Closed joyceyan closed 5 months ago
We need to have a clear picture for how to more-appropriately deal with processing large datasets first. As suggested by @ebezzi , continuing to increase the memory usage is not sustainable as we take in larger and larger datasets. The word is that Census implements a more efficient way to manage large files. We should learn what we can from them to try to bring our memory requirements down from the stratosphere.
continuing to increase the memory usage is not sustainable as we take in larger and larger datasets
Per my response on the call yesterday, datasets larger than 50GB are not supported until there is a Data Generation scalability requirement in the Cell Science roadmap, which will result in end-to-end investments across CELLxGENE to address. For example, support for more than ~4M cells in Explorer.

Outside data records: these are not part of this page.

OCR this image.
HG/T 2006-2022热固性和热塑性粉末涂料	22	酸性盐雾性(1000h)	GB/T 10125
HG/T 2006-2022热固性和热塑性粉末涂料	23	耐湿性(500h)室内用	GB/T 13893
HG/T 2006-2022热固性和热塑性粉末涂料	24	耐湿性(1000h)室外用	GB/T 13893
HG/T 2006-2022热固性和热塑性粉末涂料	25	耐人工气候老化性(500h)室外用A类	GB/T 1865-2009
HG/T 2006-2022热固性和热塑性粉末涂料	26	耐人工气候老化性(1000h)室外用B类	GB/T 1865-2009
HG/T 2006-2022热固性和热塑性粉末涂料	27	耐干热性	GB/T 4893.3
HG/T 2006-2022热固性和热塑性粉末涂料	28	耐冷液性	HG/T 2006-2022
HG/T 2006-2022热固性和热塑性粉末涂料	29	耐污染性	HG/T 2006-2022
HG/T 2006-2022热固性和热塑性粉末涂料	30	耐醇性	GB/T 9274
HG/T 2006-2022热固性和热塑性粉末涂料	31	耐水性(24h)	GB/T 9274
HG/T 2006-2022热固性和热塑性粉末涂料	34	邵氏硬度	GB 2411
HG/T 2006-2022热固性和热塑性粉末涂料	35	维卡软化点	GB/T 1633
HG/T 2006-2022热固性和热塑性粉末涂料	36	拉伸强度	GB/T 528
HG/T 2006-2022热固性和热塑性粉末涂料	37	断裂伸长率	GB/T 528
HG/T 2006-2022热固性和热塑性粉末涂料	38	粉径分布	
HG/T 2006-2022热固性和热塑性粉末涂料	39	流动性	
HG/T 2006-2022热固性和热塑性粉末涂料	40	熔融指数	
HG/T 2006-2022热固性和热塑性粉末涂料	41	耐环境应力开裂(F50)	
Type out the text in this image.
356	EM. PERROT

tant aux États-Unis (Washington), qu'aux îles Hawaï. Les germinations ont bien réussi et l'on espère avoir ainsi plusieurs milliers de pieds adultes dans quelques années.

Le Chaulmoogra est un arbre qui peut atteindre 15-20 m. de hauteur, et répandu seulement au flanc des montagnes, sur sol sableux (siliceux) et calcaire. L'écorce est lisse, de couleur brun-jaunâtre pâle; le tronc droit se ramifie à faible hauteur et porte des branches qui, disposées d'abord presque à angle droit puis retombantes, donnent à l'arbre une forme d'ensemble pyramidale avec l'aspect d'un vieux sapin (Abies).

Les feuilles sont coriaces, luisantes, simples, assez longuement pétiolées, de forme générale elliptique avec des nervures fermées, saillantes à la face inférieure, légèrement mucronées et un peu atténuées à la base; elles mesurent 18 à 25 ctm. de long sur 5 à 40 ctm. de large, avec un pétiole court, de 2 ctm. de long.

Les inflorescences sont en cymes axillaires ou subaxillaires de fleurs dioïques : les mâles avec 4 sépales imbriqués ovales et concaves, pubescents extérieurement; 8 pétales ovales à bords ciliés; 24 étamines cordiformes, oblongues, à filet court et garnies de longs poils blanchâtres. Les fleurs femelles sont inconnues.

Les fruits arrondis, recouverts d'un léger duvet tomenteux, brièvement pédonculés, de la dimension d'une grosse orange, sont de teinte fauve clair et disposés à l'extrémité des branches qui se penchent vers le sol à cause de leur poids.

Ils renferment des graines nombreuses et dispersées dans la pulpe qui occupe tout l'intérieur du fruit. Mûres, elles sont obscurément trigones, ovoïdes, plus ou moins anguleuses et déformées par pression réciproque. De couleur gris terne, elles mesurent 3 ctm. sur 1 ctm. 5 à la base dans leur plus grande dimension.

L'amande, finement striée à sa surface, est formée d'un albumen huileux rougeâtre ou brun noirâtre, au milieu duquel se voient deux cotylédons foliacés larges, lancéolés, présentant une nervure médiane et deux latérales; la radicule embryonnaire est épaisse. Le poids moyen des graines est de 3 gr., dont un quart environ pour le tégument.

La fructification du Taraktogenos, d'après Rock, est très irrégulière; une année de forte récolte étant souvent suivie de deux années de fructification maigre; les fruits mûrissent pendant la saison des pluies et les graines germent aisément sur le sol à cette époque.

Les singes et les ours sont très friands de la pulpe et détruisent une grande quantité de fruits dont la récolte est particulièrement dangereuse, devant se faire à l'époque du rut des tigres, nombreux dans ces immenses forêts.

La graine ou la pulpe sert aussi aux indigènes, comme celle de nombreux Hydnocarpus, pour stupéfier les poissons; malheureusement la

Currently, we have a few datasets that are extremely large and require large amounts of memory to migrate them. These datasets were introduced to the corpus sometime between schema 4.0.0 and schema 5.0.0. To mitigate this with the schema 5 release, we would run the migration job with the same amount of memory we previously used, and then re-run it with more memory to catch the straggling datasets.
This isn't ideal because it introduces a bit more manual labor for the engineer running the migration. A few solutions:
Acceptance criteria: Complete any necessary investigation and decide on an approach to solve this, and create a ticket to reflect actually executing that work.